You can’t control whether others are negligent behind the wheel. However, you can control your own actions. Avoiding dangerous behaviors while cycling may significantly limit your chances of being harmed in an accident.

The following are among the most dangerous behaviors to engage in while cycling. Protect yourself by refraining from them.

Cycling While Intoxicated

We emphasize the importance of not driving while intoxicated so much that it can be easy to forget the dangers of cycling under the influence. In fact, law enforcement in all states can stop you and impose penalties if you cycle while under the influence of drugs or alcohol. Don’t get on your bicycle if you’ve been drinking or using drugs, even if you’ve only had a couple of beers.

Cycling While Drowsy

It’s important to understand that lack of sleep can impair you in the same way that alcohol can. Avoid cycling when you haven’t properly rested.

Using Your Phone

Cycling is similar to driving in many basic ways.

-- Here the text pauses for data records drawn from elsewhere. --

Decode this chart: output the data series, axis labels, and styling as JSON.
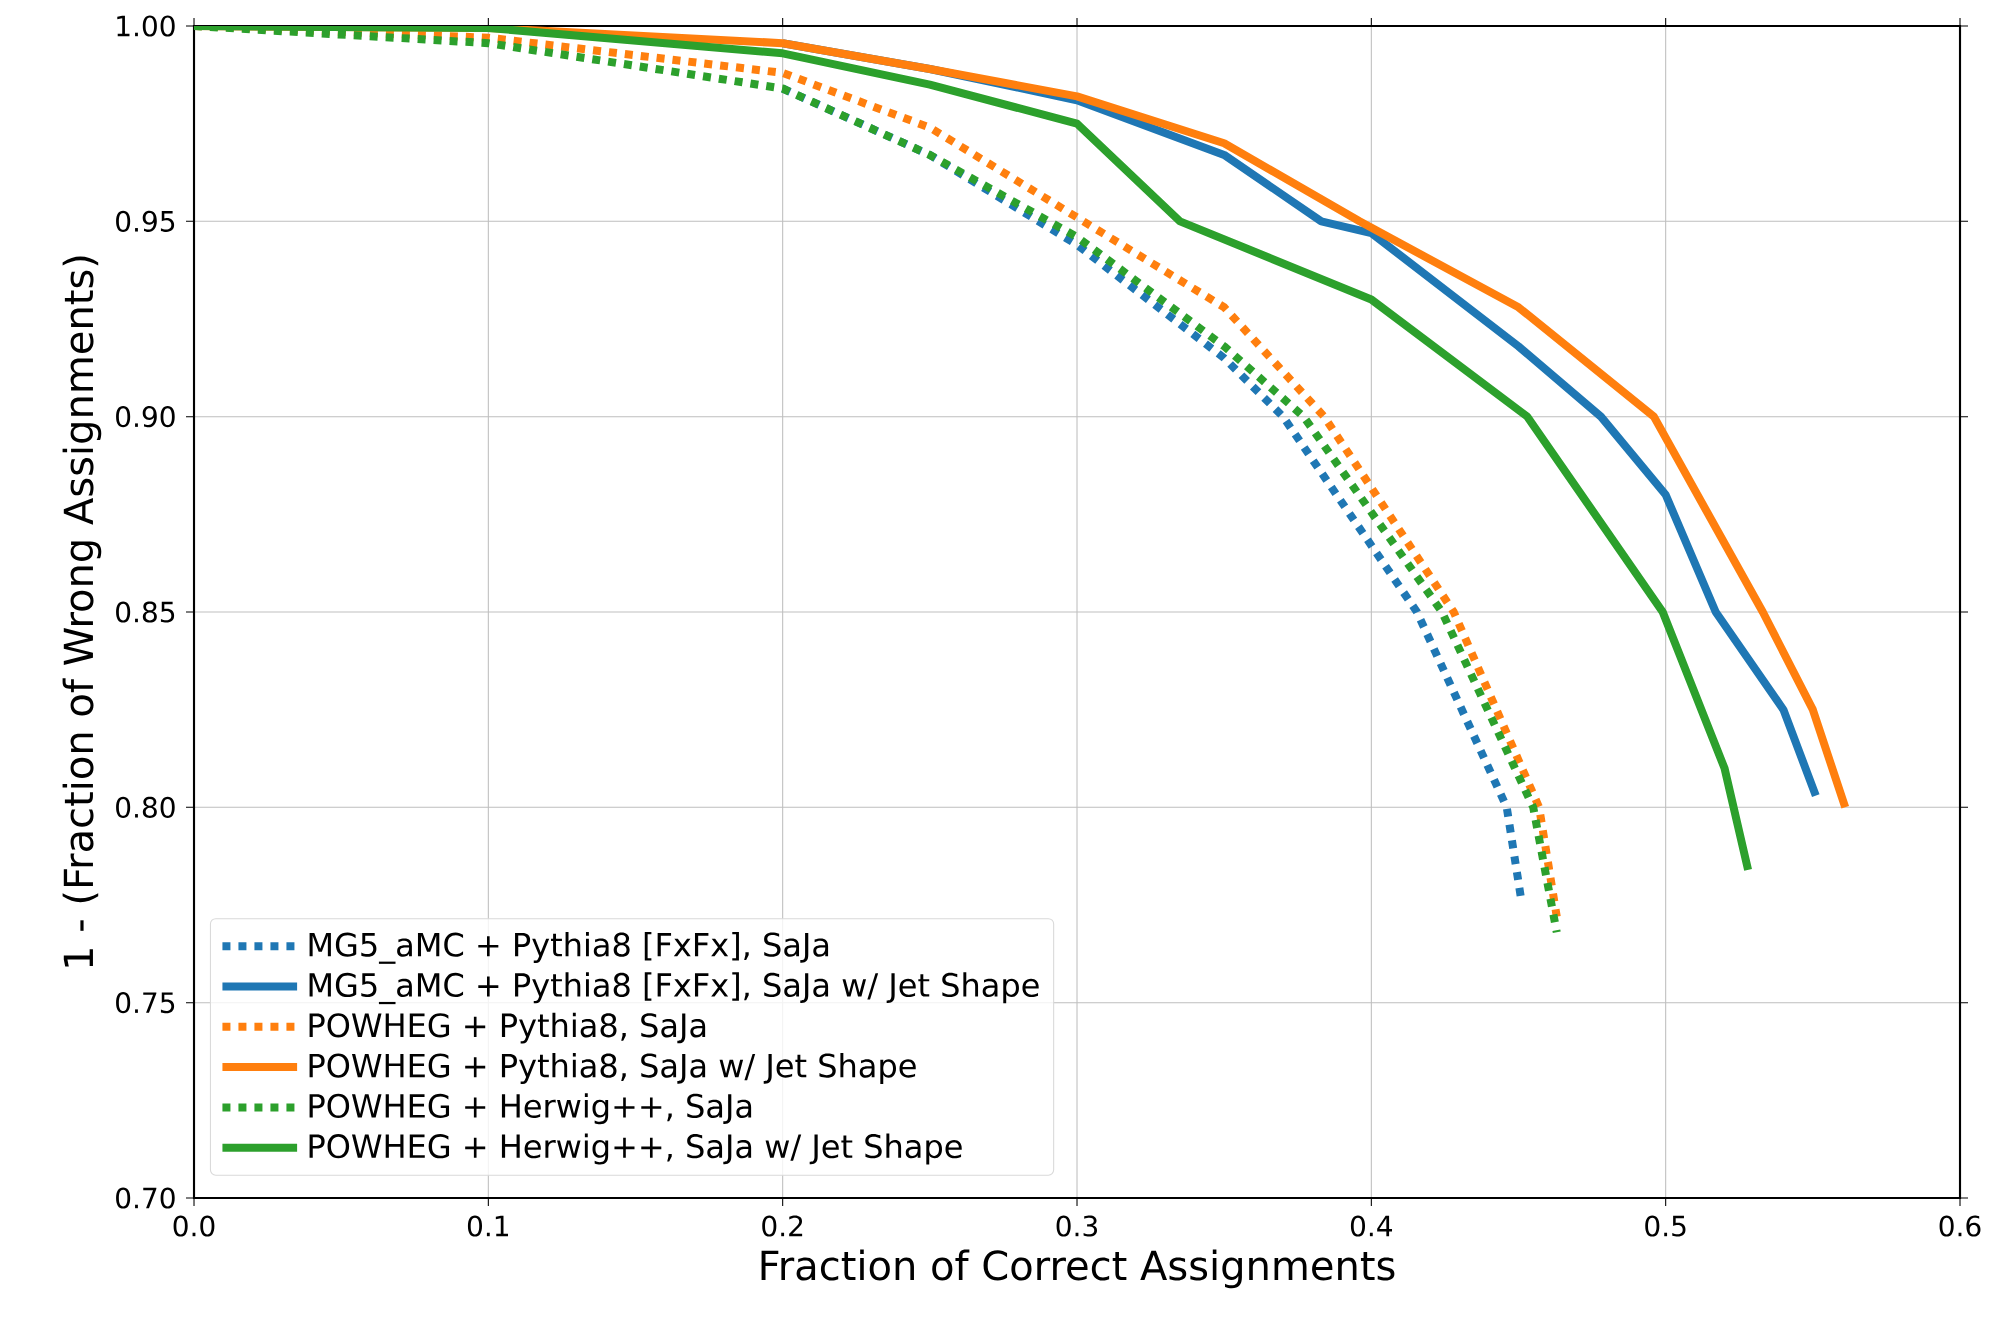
{
  "chart_data": {
    "type": "line",
    "xlabel": "Fraction of Correct Assignments",
    "ylabel": "1 - (Fraction of Wrong Assignments)",
    "xlim": [
      0.0,
      0.6
    ],
    "ylim": [
      0.7,
      1.0
    ],
    "xticks": [
      {
        "value": 0.0,
        "label": "0.0"
      },
      {
        "value": 0.1,
        "label": "0.1"
      },
      {
        "value": 0.2,
        "label": "0.2"
      },
      {
        "value": 0.3,
        "label": "0.3"
      },
      {
        "value": 0.4,
        "label": "0.4"
      },
      {
        "value": 0.5,
        "label": "0.5"
      },
      {
        "value": 0.6,
        "label": "0.6"
      }
    ],
    "yticks": [
      {
        "value": 0.7,
        "label": "0.70"
      },
      {
        "value": 0.75,
        "label": "0.75"
      },
      {
        "value": 0.8,
        "label": "0.80"
      },
      {
        "value": 0.85,
        "label": "0.85"
      },
      {
        "value": 0.9,
        "label": "0.90"
      },
      {
        "value": 0.95,
        "label": "0.95"
      },
      {
        "value": 1.0,
        "label": "1.00"
      }
    ],
    "grid": true,
    "legend": "bottom left",
    "marker": "none",
    "series": [
      {
        "name": "MG5_aMC + Pythia8 [FxFx], SaJa",
        "color": "#1f77b4",
        "line_style": "dotted",
        "x": [
          0.2,
          0.25,
          0.3,
          0.35,
          0.37,
          0.4155,
          0.446,
          0.451
        ],
        "values": [
          0.984,
          0.967,
          0.944,
          0.915,
          0.9,
          0.85,
          0.8,
          0.776
        ]
      },
      {
        "name": "MG5_aMC + Pythia8 [FxFx], SaJa w/ Jet Shape",
        "color": "#1f77b4",
        "line_style": "solid",
        "x": [
          0.2,
          0.25,
          0.3,
          0.35,
          0.383,
          0.4,
          0.45,
          0.478,
          0.5,
          0.517,
          0.54,
          0.551
        ],
        "values": [
          0.9956,
          0.989,
          0.981,
          0.967,
          0.95,
          0.947,
          0.918,
          0.9,
          0.88,
          0.85,
          0.825,
          0.803
        ]
      },
      {
        "name": "POWHEG + Pythia8, SaJa",
        "color": "#ff7f0e",
        "line_style": "dotted",
        "x": [
          0.0,
          0.1,
          0.2,
          0.25,
          0.3,
          0.35,
          0.384,
          0.428,
          0.457,
          0.463
        ],
        "values": [
          1.0,
          0.997,
          0.988,
          0.974,
          0.951,
          0.928,
          0.9,
          0.85,
          0.8,
          0.772
        ]
      },
      {
        "name": "POWHEG + Pythia8, SaJa w/ Jet Shape",
        "color": "#ff7f0e",
        "line_style": "solid",
        "x": [
          0.0,
          0.1,
          0.2,
          0.25,
          0.3,
          0.35,
          0.396,
          0.45,
          0.496,
          0.533,
          0.55,
          0.561
        ],
        "values": [
          1.0,
          0.9995,
          0.9956,
          0.989,
          0.982,
          0.97,
          0.95,
          0.928,
          0.9,
          0.85,
          0.825,
          0.8
        ]
      },
      {
        "name": "POWHEG + Herwig++, SaJa",
        "color": "#2ca02c",
        "line_style": "dotted",
        "x": [
          0.0,
          0.1,
          0.2,
          0.25,
          0.3,
          0.35,
          0.377,
          0.424,
          0.455,
          0.463
        ],
        "values": [
          1.0,
          0.9956,
          0.984,
          0.967,
          0.946,
          0.918,
          0.9,
          0.85,
          0.8,
          0.768
        ]
      },
      {
        "name": "POWHEG + Herwig++, SaJa w/ Jet Shape",
        "color": "#2ca02c",
        "line_style": "solid",
        "x": [
          0.0,
          0.1,
          0.2,
          0.25,
          0.3,
          0.335,
          0.4,
          0.453,
          0.499,
          0.52,
          0.528
        ],
        "values": [
          1.0,
          0.9995,
          0.993,
          0.985,
          0.975,
          0.95,
          0.93,
          0.9,
          0.85,
          0.81,
          0.784
        ]
      }
    ]
  }
}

For example, both safe cycling and safe driving require being aware of your surroundings at all times. You need to be able to react to any potential hazards you encounter on the road. Sometimes, a fraction of a second can be all it takes to determine whether a cyclist is injured or whether they avoid harm.

Stay off your phone while cycling. If you genuinely need to use it, move to a safe area and park your bike before doing so.

Not Signalling Turns or Changes in Direction

Cyclists often underestimate how surprising their actions can be to motorists. Familiarize yourself with bike hand signals, and use them to let others know when you are turning or changing direction. When you are making a turn or changing your direction in any way, confirm that it’s safe to do so first.

Not Wearing Reflective Clothing at Night

It’s best to avoid cycling at night whenever possible. Most accidents that result in the death of a cyclist occur at night. If you must bike at night, wear reflective clothing. Of course, it’s also important to wear all basic safety gear (such as a helmet) whenever you’re cycling.

Cycling in Dangerous Locations

Bicycle accidents are more likely to occur in or near certain types of locations. They include the following:

  • Urban areas
  • Bridges
  • Highways
  • Busy intersections
  • The surrounding areas of malls and shopping centers
  • Near buses and other major forms of public transportation

As much as possible, make a point of avoiding these locations when planning bike routes. It’s also wise to research the roads and intersections in your area where bicycle accidents are most common.

Cycling Too Close to Parked Cars

Drivers and passengers have a responsibility to check for cyclists, pedestrians, and other drivers before opening their doors to exit parked cars. Sometimes, they fail to do so.

Keep this in mind when cycling. The bike lanes in some crowded cities don’t offer much space for cyclists to avoid riding near parked cars. However,  you should avoid parked vehicles when it is safe to do so.

Allowing Children to Cycle to School

This point has less to do with your own safety and more to do with the safety of your children. Although you may wish to let your children cycle to school, statistics indicate they’re safer taking the bus or other standard means of transportation.

There are many benefits to cycling, but you should be aware of the behaviors you should avoid to keep safe on your bicycle.